Back in February 13th last year, I had reported a sighting of a grey owl but the evidence was not definitive. That post also provides considerably more detail about the owl and the fact that it was not a natural bird in this area and that such sightings are usually accidental. The gray in fact has become a regular in these parts for the last couple of years, during winters.


Anonymous said...

a very interesting, post, Piet. I remember that Great Gray post from last year. Wisconsin newspapers identified the Great Gray as a Canadian denizen, though, which is interesting since you believe it is not a normal resident.
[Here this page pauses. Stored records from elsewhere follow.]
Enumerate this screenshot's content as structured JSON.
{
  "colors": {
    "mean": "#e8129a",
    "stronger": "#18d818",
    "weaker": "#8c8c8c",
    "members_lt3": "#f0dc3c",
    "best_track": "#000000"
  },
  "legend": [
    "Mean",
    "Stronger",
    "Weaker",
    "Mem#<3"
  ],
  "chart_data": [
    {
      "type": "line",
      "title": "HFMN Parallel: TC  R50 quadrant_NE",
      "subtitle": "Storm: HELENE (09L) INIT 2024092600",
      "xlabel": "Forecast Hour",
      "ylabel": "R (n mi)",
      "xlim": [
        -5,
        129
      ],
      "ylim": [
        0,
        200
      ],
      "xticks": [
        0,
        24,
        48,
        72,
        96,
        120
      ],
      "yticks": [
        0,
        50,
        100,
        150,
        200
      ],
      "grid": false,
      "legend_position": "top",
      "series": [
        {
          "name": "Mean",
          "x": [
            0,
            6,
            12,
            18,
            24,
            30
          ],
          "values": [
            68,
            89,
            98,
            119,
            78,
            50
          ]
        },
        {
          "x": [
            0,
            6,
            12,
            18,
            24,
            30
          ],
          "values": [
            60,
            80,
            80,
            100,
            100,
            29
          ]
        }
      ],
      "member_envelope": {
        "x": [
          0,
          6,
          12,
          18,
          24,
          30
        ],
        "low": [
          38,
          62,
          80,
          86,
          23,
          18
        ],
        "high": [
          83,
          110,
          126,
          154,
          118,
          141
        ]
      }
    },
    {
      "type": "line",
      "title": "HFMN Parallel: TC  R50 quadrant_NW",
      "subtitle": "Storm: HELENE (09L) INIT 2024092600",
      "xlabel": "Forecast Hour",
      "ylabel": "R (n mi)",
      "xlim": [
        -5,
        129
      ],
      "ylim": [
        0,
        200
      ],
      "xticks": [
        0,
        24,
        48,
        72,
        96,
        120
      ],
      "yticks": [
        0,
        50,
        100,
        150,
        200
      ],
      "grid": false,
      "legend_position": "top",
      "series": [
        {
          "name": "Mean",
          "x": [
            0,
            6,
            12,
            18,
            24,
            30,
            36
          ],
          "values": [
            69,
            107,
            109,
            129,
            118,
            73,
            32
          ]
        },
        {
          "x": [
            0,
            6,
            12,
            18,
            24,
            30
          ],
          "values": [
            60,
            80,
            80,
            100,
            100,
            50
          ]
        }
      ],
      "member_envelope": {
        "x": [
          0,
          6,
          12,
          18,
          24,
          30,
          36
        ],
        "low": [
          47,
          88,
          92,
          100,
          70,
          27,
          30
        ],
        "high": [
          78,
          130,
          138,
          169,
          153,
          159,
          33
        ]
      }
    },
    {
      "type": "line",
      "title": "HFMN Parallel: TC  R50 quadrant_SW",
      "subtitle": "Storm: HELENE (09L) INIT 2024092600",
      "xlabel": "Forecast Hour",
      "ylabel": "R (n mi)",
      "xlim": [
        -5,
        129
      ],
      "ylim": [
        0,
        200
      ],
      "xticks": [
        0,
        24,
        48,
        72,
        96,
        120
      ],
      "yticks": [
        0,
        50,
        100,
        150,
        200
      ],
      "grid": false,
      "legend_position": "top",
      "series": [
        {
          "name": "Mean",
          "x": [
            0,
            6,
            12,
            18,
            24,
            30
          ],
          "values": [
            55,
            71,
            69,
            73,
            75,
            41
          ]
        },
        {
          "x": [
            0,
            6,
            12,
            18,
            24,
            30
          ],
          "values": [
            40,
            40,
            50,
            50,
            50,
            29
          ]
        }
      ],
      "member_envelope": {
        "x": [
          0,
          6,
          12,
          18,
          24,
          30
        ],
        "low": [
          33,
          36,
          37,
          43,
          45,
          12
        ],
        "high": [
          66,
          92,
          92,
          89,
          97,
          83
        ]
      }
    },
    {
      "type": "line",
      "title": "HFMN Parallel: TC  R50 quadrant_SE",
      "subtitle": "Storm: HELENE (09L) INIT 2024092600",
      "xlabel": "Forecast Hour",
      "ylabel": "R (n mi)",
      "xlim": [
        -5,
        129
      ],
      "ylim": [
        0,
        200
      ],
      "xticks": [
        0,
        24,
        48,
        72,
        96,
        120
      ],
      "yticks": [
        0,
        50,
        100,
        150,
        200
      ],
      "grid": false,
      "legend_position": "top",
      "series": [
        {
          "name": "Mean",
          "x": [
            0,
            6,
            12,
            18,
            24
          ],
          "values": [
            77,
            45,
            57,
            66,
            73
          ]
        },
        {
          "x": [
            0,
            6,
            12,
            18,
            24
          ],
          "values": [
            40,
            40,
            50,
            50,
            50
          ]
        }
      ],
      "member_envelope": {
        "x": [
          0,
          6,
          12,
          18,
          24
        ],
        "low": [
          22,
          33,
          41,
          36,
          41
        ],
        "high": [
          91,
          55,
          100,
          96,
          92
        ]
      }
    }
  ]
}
I think you probably got the best picture possible given the challenging circumstances - getting dark, visibility obscured by driving snow, and so forth. In such a case, a digital portrait camera set to its highest resolution would be better, I'd guess, because of its light-gathering abilities.

Thanks for an interesting article!
Pete Leenhouts/Port Ludlow WA

Woodlot_Manager said...


In this shot I used the maximum three times optical zoom as well as the three times digital zoom, and then cropped the photo, hence the photo poor quality.